Tichý (1926-2011) is perhaps one of the most innovative photographers of the late 20th century. The admirable vagabond lived some 70 years in anonymity, and for 15, enjoying the fame that his peculiar photographs attracted. In the 1950s, before becoming a hermit in the streets, he was part of the Academy of Fine Arts in Prague, until his differences with the institution became unmanageable.
After leaving the school of painting, he lived isolated in his hometown, Kyjov, and his life fell apart, sabotaged by his ideological radicalism. From there, Tichý surrendered to the streets. In the 1970s, he was a recurring guest at psychiatric hospitals and prisons, until the Czech communist regime finally decided that he was but a harmless vagrant. Surviving by collecting garbage, Tichý’s camera was made from tin cans, wood and cardboard. The lens shaft formed with plumbing pipes, and the shutter, sealed with asphalt tar. Finally, he sanded Plexiglas to make the lens.
It’s said that every night, he revealed his photographs with an enlarger, also made by hand, and from there emerged his singular images, in particular, portraits of women in keeping with his creative fascination with the female figure.
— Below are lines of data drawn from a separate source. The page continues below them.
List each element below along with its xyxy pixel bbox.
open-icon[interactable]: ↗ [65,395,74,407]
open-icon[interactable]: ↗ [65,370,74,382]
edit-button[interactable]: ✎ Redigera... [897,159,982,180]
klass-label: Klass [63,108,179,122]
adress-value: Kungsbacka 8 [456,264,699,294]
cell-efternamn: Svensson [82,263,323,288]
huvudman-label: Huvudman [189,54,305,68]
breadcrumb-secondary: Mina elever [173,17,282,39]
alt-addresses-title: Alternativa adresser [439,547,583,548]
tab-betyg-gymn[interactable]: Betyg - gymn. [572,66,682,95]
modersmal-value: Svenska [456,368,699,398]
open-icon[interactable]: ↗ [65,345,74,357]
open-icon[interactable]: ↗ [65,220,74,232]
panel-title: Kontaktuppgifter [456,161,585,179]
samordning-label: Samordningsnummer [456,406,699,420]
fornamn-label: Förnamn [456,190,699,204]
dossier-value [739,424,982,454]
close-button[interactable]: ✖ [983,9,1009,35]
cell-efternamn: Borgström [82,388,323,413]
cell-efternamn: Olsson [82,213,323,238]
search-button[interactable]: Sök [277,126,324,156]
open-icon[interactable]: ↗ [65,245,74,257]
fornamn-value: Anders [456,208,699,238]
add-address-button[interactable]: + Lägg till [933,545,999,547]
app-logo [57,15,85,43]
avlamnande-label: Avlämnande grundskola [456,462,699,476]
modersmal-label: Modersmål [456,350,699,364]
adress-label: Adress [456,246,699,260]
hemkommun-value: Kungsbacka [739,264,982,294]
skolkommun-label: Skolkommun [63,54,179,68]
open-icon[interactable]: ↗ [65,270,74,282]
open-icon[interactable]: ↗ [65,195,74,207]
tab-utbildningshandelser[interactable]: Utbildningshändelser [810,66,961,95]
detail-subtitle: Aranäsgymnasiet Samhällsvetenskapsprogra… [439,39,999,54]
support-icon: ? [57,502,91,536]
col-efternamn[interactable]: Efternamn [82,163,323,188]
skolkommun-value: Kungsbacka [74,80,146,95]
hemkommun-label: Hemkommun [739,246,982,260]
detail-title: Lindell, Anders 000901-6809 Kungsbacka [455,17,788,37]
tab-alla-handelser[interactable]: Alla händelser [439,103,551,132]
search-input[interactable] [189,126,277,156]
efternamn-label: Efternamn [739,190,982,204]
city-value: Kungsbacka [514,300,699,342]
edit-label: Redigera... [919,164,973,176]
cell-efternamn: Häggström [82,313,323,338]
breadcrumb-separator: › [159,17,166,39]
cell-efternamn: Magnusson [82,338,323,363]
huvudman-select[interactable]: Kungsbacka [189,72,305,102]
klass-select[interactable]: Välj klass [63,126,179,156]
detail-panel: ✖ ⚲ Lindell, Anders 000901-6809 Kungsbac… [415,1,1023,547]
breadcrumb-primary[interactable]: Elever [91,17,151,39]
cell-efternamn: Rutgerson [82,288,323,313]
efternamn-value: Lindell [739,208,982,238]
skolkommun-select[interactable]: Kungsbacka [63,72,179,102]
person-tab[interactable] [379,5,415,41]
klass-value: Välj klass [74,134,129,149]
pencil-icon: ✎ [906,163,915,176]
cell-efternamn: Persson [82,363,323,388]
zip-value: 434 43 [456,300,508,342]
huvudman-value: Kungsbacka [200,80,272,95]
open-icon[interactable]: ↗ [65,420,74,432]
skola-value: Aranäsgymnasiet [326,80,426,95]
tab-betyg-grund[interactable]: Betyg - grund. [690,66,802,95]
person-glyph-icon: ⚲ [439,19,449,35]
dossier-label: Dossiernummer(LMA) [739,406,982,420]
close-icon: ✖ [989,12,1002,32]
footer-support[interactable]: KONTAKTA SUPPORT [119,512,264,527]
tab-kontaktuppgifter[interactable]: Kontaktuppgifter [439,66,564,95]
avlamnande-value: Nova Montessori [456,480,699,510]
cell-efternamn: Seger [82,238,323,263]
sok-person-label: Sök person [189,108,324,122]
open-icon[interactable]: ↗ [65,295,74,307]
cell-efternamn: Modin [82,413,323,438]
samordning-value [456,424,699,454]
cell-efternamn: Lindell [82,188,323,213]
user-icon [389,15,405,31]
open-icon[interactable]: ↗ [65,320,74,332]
A spooky halo of voyeurism, far removed from the photographic conventions of the time, surrounds the work of this improbable portraitist.
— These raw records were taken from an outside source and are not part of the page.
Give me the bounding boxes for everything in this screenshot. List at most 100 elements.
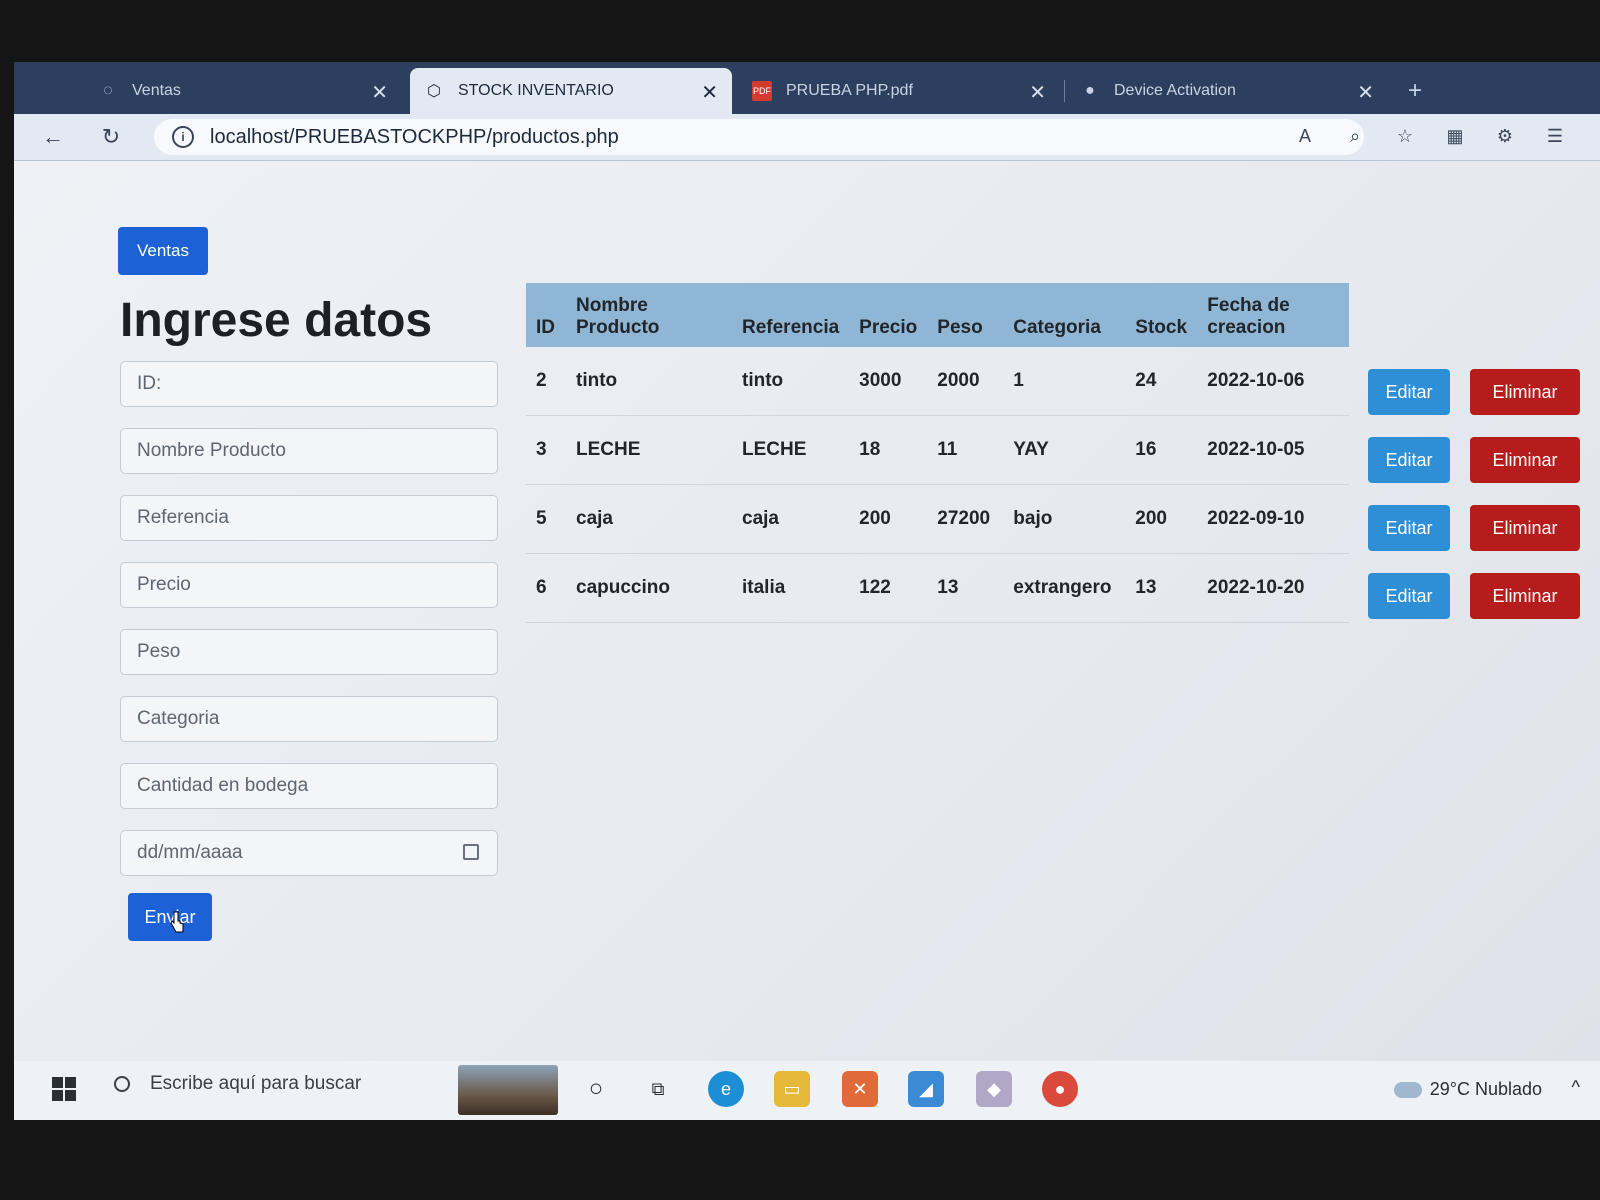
eliminar-button[interactable]: Eliminar bbox=[1470, 369, 1580, 415]
file-explorer-icon[interactable]: ▭ bbox=[774, 1071, 810, 1107]
referencia-field[interactable]: Referencia bbox=[120, 495, 498, 541]
cell-precio: 200 bbox=[849, 484, 928, 554]
calendar-icon[interactable] bbox=[463, 844, 479, 860]
eliminar-button[interactable]: Eliminar bbox=[1470, 573, 1580, 619]
editar-button[interactable]: Editar bbox=[1368, 505, 1450, 551]
cell-peso: 13 bbox=[927, 553, 1004, 623]
header-referencia: Referencia bbox=[742, 317, 840, 338]
cell-fecha: 2022-09-10 bbox=[1197, 484, 1350, 554]
github-icon: ● bbox=[1085, 82, 1095, 99]
table-row: 5 caja caja 200 27200 bajo 200 2022-09-1… bbox=[526, 484, 1350, 554]
eliminar-button[interactable]: Eliminar bbox=[1470, 437, 1580, 483]
vscode-icon[interactable]: ◢ bbox=[908, 1071, 944, 1107]
new-tab-icon[interactable]: + bbox=[1394, 68, 1434, 114]
windows-taskbar: Escribe aquí para buscar ○ ⧉ e ▭ ✕ ◢ ◆ ●… bbox=[14, 1061, 1600, 1120]
cell-fecha: 2022-10-05 bbox=[1197, 415, 1350, 485]
windows-start-icon[interactable] bbox=[52, 1077, 76, 1101]
cell-precio: 18 bbox=[849, 415, 928, 485]
table-row: 6 capuccino italia 122 13 extrangero 13 … bbox=[526, 553, 1350, 623]
cell-categoria: 1 bbox=[1003, 347, 1126, 416]
tab-prueba-pdf[interactable]: PDF PRUEBA PHP.pdf ✕ bbox=[738, 68, 1060, 114]
address-bar[interactable]: i localhost/PRUEBASTOCKPHP/productos.php bbox=[154, 119, 1364, 155]
cell-peso: 2000 bbox=[927, 347, 1004, 416]
product-form: ID: Nombre Producto Referencia Precio Pe… bbox=[120, 361, 500, 897]
categoria-field[interactable]: Categoria bbox=[120, 696, 498, 742]
table-row: 3 LECHE LECHE 18 11 YAY 16 2022-10-05 bbox=[526, 415, 1350, 485]
cell-peso: 11 bbox=[927, 415, 1004, 485]
editar-button[interactable]: Editar bbox=[1368, 369, 1450, 415]
tab-title: Device Activation bbox=[1114, 82, 1236, 99]
edge-icon[interactable]: e bbox=[708, 1071, 744, 1107]
zoom-icon[interactable]: ⌕ bbox=[1340, 121, 1370, 151]
close-icon[interactable]: ✕ bbox=[371, 80, 388, 105]
cell-stock: 16 bbox=[1125, 415, 1198, 485]
cell-id: 6 bbox=[526, 553, 566, 623]
toolbar-icons: A ⌕ ☆ ▦ ⚙ ☰ bbox=[1290, 121, 1570, 151]
info-icon: i bbox=[172, 126, 194, 148]
nombre-producto-field[interactable]: Nombre Producto bbox=[120, 428, 498, 474]
url-text: localhost/PRUEBASTOCKPHP/productos.php bbox=[210, 125, 619, 148]
app-icon: ⬡ bbox=[427, 83, 441, 100]
tab-device-activation[interactable]: ● Device Activation ✕ bbox=[1066, 68, 1388, 114]
fecha-field[interactable]: dd/mm/aaaa bbox=[120, 830, 498, 876]
tab-title: PRUEBA PHP.pdf bbox=[786, 82, 913, 99]
cell-categoria: YAY bbox=[1003, 415, 1126, 485]
search-placeholder: Escribe aquí para buscar bbox=[150, 1073, 362, 1094]
cell-stock: 24 bbox=[1125, 347, 1198, 416]
editar-button[interactable]: Editar bbox=[1368, 437, 1450, 483]
weather-widget[interactable]: 29°C Nublado bbox=[1393, 1079, 1542, 1100]
page-content: Ventas Ingrese datos ID: Nombre Producto… bbox=[14, 161, 1600, 1061]
cell-referencia: italia bbox=[732, 553, 850, 623]
taskbar-search[interactable]: Escribe aquí para buscar bbox=[114, 1073, 361, 1095]
app-icon[interactable]: ◆ bbox=[976, 1071, 1012, 1107]
chrome-icon[interactable]: ● bbox=[1042, 1071, 1078, 1107]
browser-tab-bar: ◌ Ventas ✕ ⬡ STOCK INVENTARIO ✕ PDF PRUE… bbox=[14, 62, 1600, 114]
tab-stock-inventario[interactable]: ⬡ STOCK INVENTARIO ✕ bbox=[410, 68, 732, 114]
date-placeholder: dd/mm/aaaa bbox=[137, 842, 243, 863]
search-highlight-image[interactable] bbox=[458, 1065, 558, 1115]
favorites-list-icon[interactable]: ☰ bbox=[1540, 121, 1570, 151]
cell-precio: 122 bbox=[849, 553, 928, 623]
peso-field[interactable]: Peso bbox=[120, 629, 498, 675]
cell-referencia: tinto bbox=[732, 347, 850, 416]
settings-icon[interactable]: ⚙ bbox=[1490, 121, 1520, 151]
cell-categoria: extrangero bbox=[1003, 553, 1126, 623]
back-arrow-icon[interactable]: ← bbox=[38, 122, 68, 152]
hand-cursor-icon bbox=[170, 911, 184, 933]
close-icon[interactable]: ✕ bbox=[1357, 80, 1374, 105]
extension-icon[interactable]: ▦ bbox=[1440, 121, 1470, 151]
cell-stock: 200 bbox=[1125, 484, 1198, 554]
cell-id: 3 bbox=[526, 415, 566, 485]
cell-categoria: bajo bbox=[1003, 484, 1126, 554]
favorite-icon[interactable]: ☆ bbox=[1390, 121, 1420, 151]
cantidad-field[interactable]: Cantidad en bodega bbox=[120, 763, 498, 809]
read-aloud-icon[interactable]: A bbox=[1290, 121, 1320, 151]
browser-toolbar: ← ↻ i localhost/PRUEBASTOCKPHP/productos… bbox=[14, 114, 1600, 161]
cell-stock: 13 bbox=[1125, 553, 1198, 623]
search-icon bbox=[114, 1076, 130, 1092]
cell-nombre: capuccino bbox=[566, 553, 732, 623]
precio-field[interactable]: Precio bbox=[120, 562, 498, 608]
id-field[interactable]: ID: bbox=[120, 361, 498, 407]
header-categoria: Categoria bbox=[1013, 317, 1101, 338]
ventas-button[interactable]: Ventas bbox=[118, 227, 208, 275]
editar-button[interactable]: Editar bbox=[1368, 573, 1450, 619]
cortana-icon[interactable]: ○ bbox=[578, 1071, 614, 1107]
header-precio: Precio bbox=[859, 317, 918, 338]
cell-id: 5 bbox=[526, 484, 566, 554]
cell-precio: 3000 bbox=[849, 347, 928, 416]
close-icon[interactable]: ✕ bbox=[1029, 80, 1046, 105]
xampp-icon[interactable]: ✕ bbox=[842, 1071, 878, 1107]
task-view-icon[interactable]: ⧉ bbox=[640, 1071, 676, 1107]
header-stock: Stock bbox=[1135, 317, 1188, 338]
chevron-up-icon[interactable]: ^ bbox=[1572, 1077, 1580, 1098]
cell-fecha: 2022-10-06 bbox=[1197, 347, 1350, 416]
header-peso: Peso bbox=[937, 317, 983, 338]
refresh-icon[interactable]: ↻ bbox=[96, 122, 126, 152]
cell-referencia: caja bbox=[732, 484, 850, 554]
close-icon[interactable]: ✕ bbox=[701, 80, 718, 105]
tab-ventas[interactable]: ◌ Ventas ✕ bbox=[84, 68, 402, 114]
eliminar-button[interactable]: Eliminar bbox=[1470, 505, 1580, 551]
cell-nombre: tinto bbox=[566, 347, 732, 416]
cell-id: 2 bbox=[526, 347, 566, 416]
In 1994, he came into contact with the gallerist, Harald Szeemann, who offered to mount his first exhibition at the Biennial of Contemporary Art in Seville. Thereafter, though he always refused to feed the art-market, his works were exhibited at the Museum of Modern Art in Frankfurt, the Pompidou Centre in Paris and the International Center of Photography in New York, among others. Although hundreds of potential buyers emerged, some of them prestigious figures in the art world, Miroslav Tichý never accepted money for his work. Instead, he agreed to share some of his pieces in exchange for the works of other artists interested in his photographs. And thus was born The Tichy Ocean Foundation.
This surgeon of reality, a man far from perfect, found a way to cut his own path, and despite everything, was crowned for his consistency. And that’s the story of Tichý, who found something in his countless walks that allowed him to transcend his circumstances and to define, eventually, his own reality.